Contingency and Contracts:  A Philosophy of Complex Business Transactions, 54 DePaul L. Rev. 1077 (2005).

In this article, I argue that the prevailing literature on contract theory does not adequately address the way real-world lawyers address uncertainty in complex business transactions. I attribute this to the constraints imposed by thinking in legal models, the dominant tendency to turn to economics for analysis and normative prescription, and the focus on adjudicative issues of hindsight interpretation. Commercial uncertainty, and the law's response to it, is only a subset of the broader philosophical issue of contingency. As an alternative to prevailing thought, I trace philosophical approaches to contingency, utility and morality that have come down to us since the Enlightenment, and how those approaches reveal themselves in modern legal and management theory and practice. In particular, I criticize certain characterizations and applications of legal and philosophic pragmatism. While the leading proponents adopt the name legal pragmatism, I suggest that they have nevertheless opted for a dogmatic economic idealism. Successful business leaders (and lawyers) have a more subtle approach: they envision a world as they want it to be (as it ought to be) but are not consumed by the fact that things do not always work out as they should. I argue that lawyers who are legal or economic dogmatists, seeing the world only as they want it to be, or who are only pragmatic or empirical, and will only acknowledge the world as it is, will be far less effective in the highly contingent environment where contracts create more moral than legal markers. The most effective real-world deal lawyers will be prepared to deal with contingency and counsel their clients pragmatically, but with far more idealism than current proponents of the jurisprudence of legal pragmatism have acknowledged. 

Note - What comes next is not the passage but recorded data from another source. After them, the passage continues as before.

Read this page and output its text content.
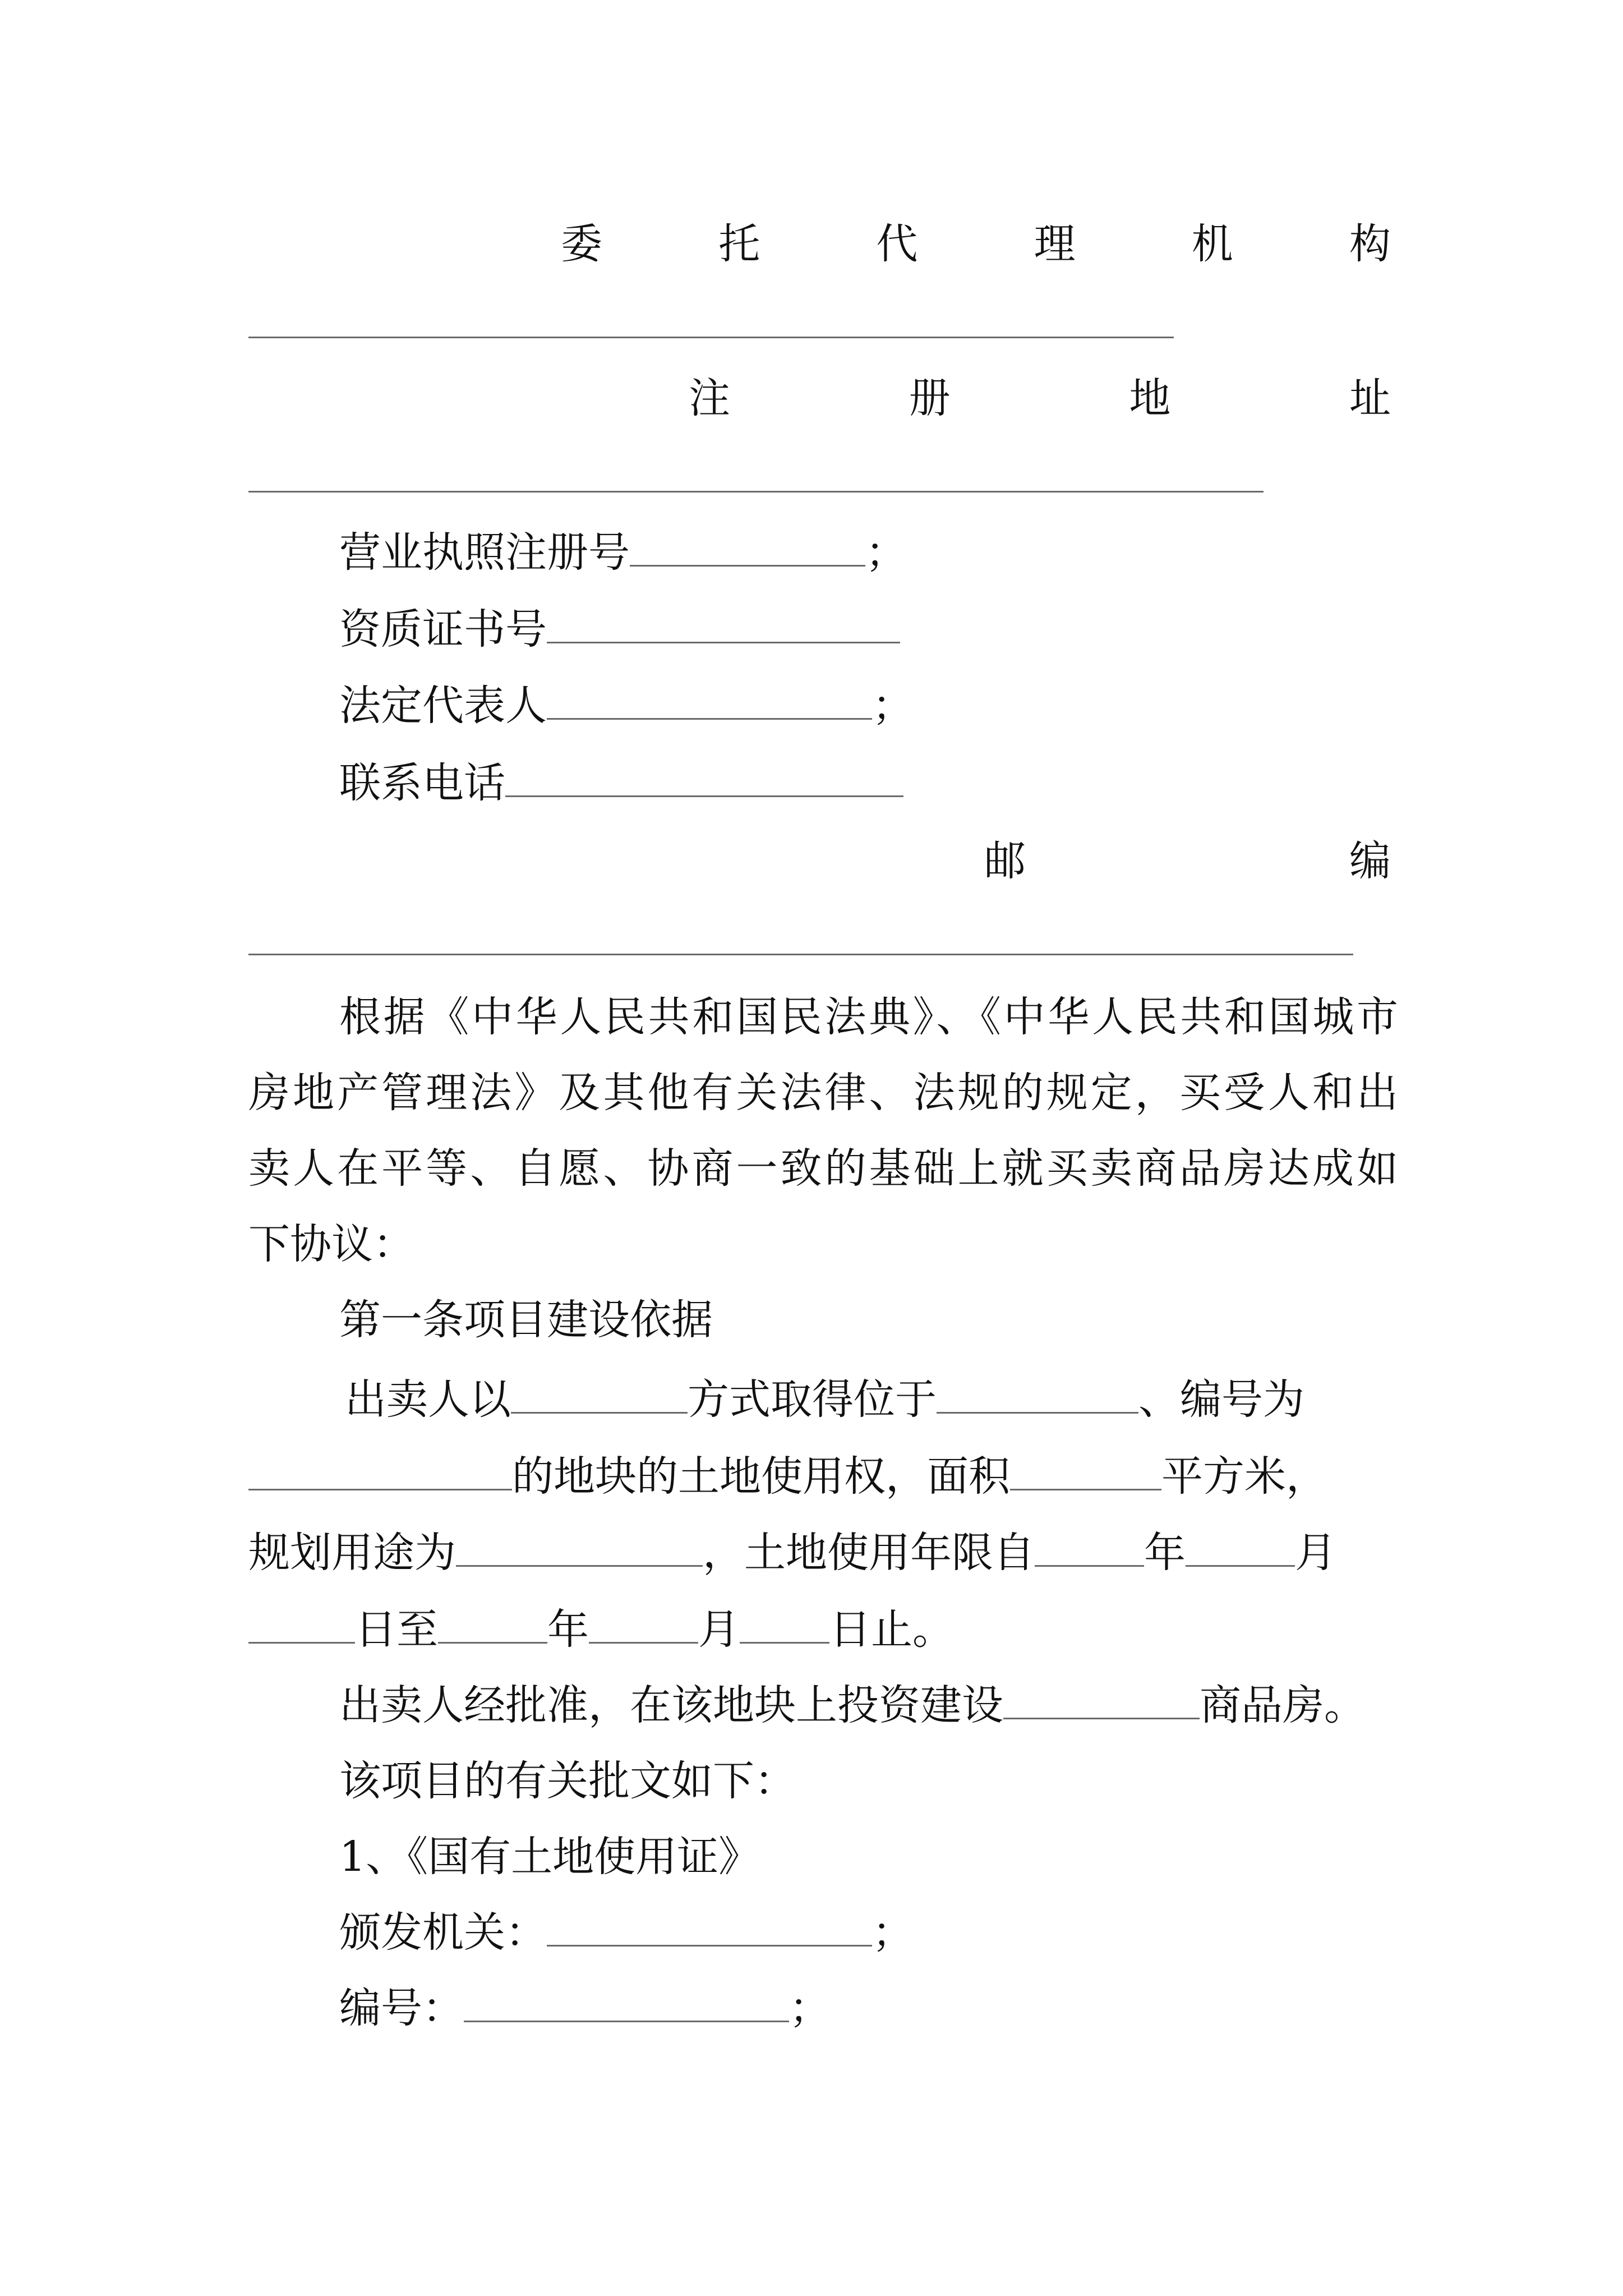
委	托	代	理	机	构
注	册	地	址
营业执照注册号	；
资质证书号
法定代表人	；
联系电话
邮	编
根据《中华人民共和国民法典》、《中华人民共和国城市
房地产管理法》及其他有关法律、法规的规定，买受人和出
卖人在平等、自愿、协商一致的基础上就买卖商品房达成如
下协议：
第一条项目建设依据
出卖人以	方式取得位于	、编号为
的地块的土地使用权，面积	平方米，
规划用途为	，土地使用年限自	年	月
日至	年	月 日止。
出卖人经批准，在该地块上投资建设	商品房。
该项目的有关批文如下：
1、《国有土地使用证》
颁发机关：	；
编号：	；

Sarbanes-Oxley, Jurisprudence, Game Theory, Insurance and Kant: Toward a Moral Theory of Good Governance, 50 Wayne L. Rev. 1083 (2004)

The governance rules mandated by Sarbanes-Oxley, and the SEC regulations thereunder, were in direct response to many of the specific misdeeds of the Enron, WorldCom and other scandals, leaving corporate lawyers scrambling to keep their clients in technical compliance, but wondering whether it would create better governance. In this paper, I contend first that the frustrations with Sarbanes-Oxley have their basis in the jurisprudence underlying Sarbanes - the presence or absence of articulated policies and principles underlying the specific rules. I assess the law under modern positivist and naturalist theories, and point out ironies in its ultimate application. Second, I contend there is a more fundamental issue. Neither the law, nor one of the most cogent theories of non-legal norms - Eric Posner's application of game theory and signaling to principles - accounts fully for the moral aspect of corporate board service and ethical decision-making. I critique the economic model with a real world example of a wealthy director's assessment of his potential gain versus potential exposure. I suggest there is a moral theory that explains compliance outside of law or economics, and that the directors operate simultaneously under moral, legal and economic dictates. Finally, I contend social policy and legal training that in turn fail to recognize the importance of moral bearing on corporate governance will very likely miss the intended objective of good governance: more thoughtful, independent focus by boards on their fiduciary obligations to corporate stakeholders.